Abstract
Human arylamine N-acetyltransferase 1 (NAT1) has been associated with cancer cell growth and invasion, but the underlying molecular mechanisms remain unknown. NAT1 is located on the short arm of chromosome 8 (8p21), a region that is commonly deleted in colon cancer. Previously, it was reported that HT-29 colon cancer cells, which have a large deletion at 8p21-22, show marked morphological changes, increased E-cadherin expression and altered cell-cell contact inhibition following down-regulation of NAT1 with shRNA. By contrast, no effects on growth were observed in HeLa cells. In the present study, cellular changes following knockout of NAT1 with CRISPR/Cas9 in HT-29 and HeLa cells were compared in the presence and absence of glucose. Cell growth decreased in both cell-lines during glucose starvation, but it was enhanced in HT-29 cells following NAT1 deletion. This was due to an increase in ROS production that induced cell apoptosis. Both ROS production and cell death were prevented by the glutathione precursor N-acetylcysteine. NAT1 knockout also resulted in a loss of the gain-of-function p53 protein in HT-29 cells. When p53 expression was inhibited with siRNA in parental HT-29 cells, ROS production and apoptosis increased to levels seen in the NAT1 knockout cells. The loss of p53 may explain the decreased colony formation and increased contact inhibition previously reported following NAT1 down-regulation in these cells. In conclusion, NAT1 is important in maintaining intracellular ROS, especially during glucose starvation, by stabilizing gain-of-function p53 in HT-29 cells. These results suggest that NAT1 may be a novel target to decrease intracellular gain-of -function p53.
Highlights
The arylamine N-acetyltransferases are a family of Phase II drug metabolizing enzymes that utilise acetyl coenzyme A to acetylate hydrazines, aromatic amines and heterocyclic amines [1]
The growth rate of HT-29 cells was significantly decreased following N-acetyltransferase 1 (NAT1) knockout and the effect was more pronounced in low glucose (Fig 1A)

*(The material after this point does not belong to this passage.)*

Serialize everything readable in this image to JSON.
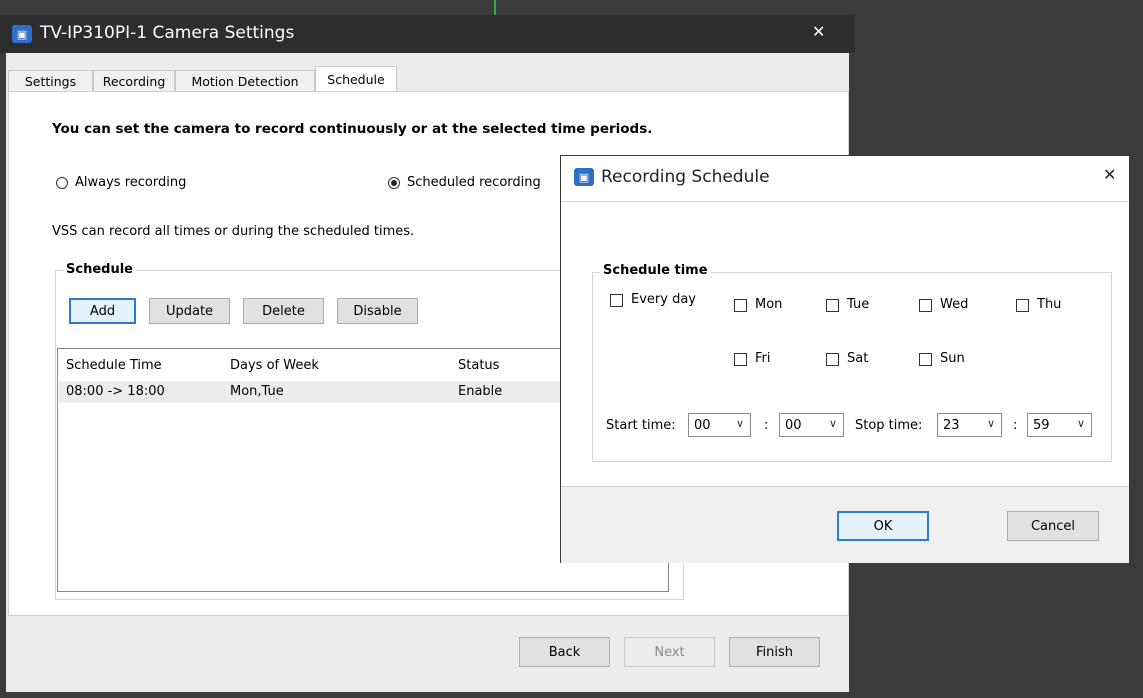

NAT1 deletion further enhanced apoptosis in the HT-29 cells but had no effect in the HeLa cells. These results suggest that the differences in growth over time seen in Fig 1 are due to an increase in apoptosis and that NAT1 enhances apoptosis in a celldependent manner
Summary
The arylamine N-acetyltransferases are a family of Phase II drug metabolizing enzymes that utilise acetyl coenzyme A to acetylate hydrazines, aromatic amines and heterocyclic amines [1]. Several recent studies suggest that NAT1 can protect cells during nutrient deprivation. This was seen when HT-29 cells were grown continuously for 6 days without a change in medium during which inhibition of NAT1 significantly reduced cell survival [3]. Over-expression of NAT1 in HB4a cells protected them from growth inhibition in low serum conditions [5]. Tumors from NAT1 knockdown HT-29 cells developed significantly more slowly than those from the parental cell-line [6] while NAT1 inhibition in MDA-MB-231 cells slowed growth in vitro and inhibited in vivo metastasis to the lungs [7]. Knockdown of NAT1 promotes a more epithelial phenotype with up-regulation of E-cadherin, cell-cell contact inhibition and loss of filopodia [3, 6, 7]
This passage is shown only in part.